Even so, Paul Graham is right: like everyone else, I’ve got too much stuff. In case the point was up for debate, I’ve survived for a summer with access to but a car’s worth of my own gear: a single duffel bag of clothes (explains a lot, doesn’t it?), a few computers (only one of which I use heavily), and my fishing gear (lord knows I haven’t need this). The first thing I plan to do upon returning to Denver, then, is divesting myself of whatever material goods I can do without. Clothes to goodwill, unused computers repurposed and rehomed, boxes of junk sent to wherever junk goes, and various other redundancies (including my home theater system?) to Craigslist. The books alone will survive unmolested.

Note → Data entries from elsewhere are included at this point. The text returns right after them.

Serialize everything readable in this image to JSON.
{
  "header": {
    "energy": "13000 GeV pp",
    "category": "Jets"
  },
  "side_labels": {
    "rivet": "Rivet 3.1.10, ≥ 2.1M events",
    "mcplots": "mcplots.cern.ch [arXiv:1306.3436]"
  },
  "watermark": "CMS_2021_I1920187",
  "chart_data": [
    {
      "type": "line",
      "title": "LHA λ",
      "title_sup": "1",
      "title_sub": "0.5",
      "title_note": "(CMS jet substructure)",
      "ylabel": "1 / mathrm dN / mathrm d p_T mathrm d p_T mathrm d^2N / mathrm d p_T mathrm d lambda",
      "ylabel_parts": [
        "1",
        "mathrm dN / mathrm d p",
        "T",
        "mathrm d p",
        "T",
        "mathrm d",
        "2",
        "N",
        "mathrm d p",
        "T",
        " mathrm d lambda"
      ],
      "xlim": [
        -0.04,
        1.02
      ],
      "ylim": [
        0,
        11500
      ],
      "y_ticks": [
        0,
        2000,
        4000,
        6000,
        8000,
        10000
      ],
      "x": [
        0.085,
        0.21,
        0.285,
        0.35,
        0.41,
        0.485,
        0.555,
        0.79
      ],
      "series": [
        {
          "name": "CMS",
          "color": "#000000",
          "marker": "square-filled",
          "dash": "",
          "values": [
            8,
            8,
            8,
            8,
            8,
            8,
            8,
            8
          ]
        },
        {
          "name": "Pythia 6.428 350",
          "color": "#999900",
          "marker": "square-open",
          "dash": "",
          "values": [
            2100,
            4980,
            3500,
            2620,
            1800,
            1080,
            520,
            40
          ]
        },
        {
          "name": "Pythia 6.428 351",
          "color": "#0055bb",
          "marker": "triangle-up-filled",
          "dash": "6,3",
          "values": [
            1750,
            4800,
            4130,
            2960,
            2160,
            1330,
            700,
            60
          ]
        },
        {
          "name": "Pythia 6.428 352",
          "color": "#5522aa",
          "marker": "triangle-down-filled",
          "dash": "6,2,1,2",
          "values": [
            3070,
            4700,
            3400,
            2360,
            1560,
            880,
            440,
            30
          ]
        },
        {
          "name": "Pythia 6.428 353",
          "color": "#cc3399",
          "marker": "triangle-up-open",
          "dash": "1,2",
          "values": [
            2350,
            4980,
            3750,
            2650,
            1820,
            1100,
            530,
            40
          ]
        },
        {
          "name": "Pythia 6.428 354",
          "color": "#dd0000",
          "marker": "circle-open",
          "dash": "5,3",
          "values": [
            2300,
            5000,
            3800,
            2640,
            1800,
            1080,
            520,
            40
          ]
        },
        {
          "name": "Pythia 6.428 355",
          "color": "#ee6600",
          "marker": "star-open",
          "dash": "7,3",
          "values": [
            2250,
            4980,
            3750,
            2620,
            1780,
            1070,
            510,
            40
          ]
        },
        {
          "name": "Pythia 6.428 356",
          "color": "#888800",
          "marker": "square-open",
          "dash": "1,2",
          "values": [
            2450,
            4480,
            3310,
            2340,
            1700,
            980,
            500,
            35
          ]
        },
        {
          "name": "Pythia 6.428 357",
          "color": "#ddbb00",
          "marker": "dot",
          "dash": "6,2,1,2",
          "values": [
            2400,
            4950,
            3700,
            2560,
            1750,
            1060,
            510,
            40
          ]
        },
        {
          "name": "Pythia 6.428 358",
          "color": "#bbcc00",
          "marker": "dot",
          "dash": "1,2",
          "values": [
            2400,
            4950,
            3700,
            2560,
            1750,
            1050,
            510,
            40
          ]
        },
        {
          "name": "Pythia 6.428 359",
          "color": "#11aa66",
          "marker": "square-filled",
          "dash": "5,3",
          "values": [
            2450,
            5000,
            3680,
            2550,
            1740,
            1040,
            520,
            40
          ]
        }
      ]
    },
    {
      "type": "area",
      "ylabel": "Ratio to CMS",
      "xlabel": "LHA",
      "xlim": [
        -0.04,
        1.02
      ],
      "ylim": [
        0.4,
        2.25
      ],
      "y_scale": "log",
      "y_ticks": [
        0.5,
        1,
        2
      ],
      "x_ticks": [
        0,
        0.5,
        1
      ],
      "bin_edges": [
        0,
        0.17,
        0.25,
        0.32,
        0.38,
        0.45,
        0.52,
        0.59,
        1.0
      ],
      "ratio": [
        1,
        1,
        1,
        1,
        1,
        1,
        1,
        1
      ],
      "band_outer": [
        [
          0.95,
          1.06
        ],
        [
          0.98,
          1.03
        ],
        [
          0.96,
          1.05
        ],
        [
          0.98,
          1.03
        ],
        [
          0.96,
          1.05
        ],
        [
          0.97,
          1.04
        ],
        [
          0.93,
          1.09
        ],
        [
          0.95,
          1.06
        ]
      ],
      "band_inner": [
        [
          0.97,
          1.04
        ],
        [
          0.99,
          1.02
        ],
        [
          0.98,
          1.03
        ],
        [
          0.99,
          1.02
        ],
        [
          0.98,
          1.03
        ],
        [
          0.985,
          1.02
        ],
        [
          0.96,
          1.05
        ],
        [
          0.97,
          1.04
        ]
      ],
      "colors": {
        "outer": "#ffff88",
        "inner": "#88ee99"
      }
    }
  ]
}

I have no intention of turning into one of those unhappy millionaires of Sillicon Valley, although I wouldn’t mind turning into a happy millionaire who splits time between Denver and Maine. Many will read that article to emerge disgusted with the absurdity of their “plight,” but I lived in New York City after my graduation and saw firsthand how similar peer pressures reshaped good friends of mine. Often dramatically. My own inertia seemed to grant me something of an immunity; dressing nicely takes work, after all.
Several years ago, I happened across a copy of Westchester Magazine at an IBM conference, and it detailed one of the most ridiculous cases of keeping up with the Jones’ I’ve ever heard. A housewife, intent on retaining their home’s title as largest in the neighborhood, actually visited city hall to get copies of the plans for a neighbor’s addition: and promptly built her own 25 sq feet bigger.
Point is, people are crazy. Or can be, given the opportunity.
Keeping it simple, of course, is not a 100% effective vaccine for the green disease. Nor is the simple dictum likely to be of much assistance in navigating a world populated by an exponentially growing volume of stuff.
But simple’s worked all right for me thus far, and I think it’ll keep me happier as I work towards the things I “need”: a place on the water and a boat. With those two things, I think I could live very simply indeed.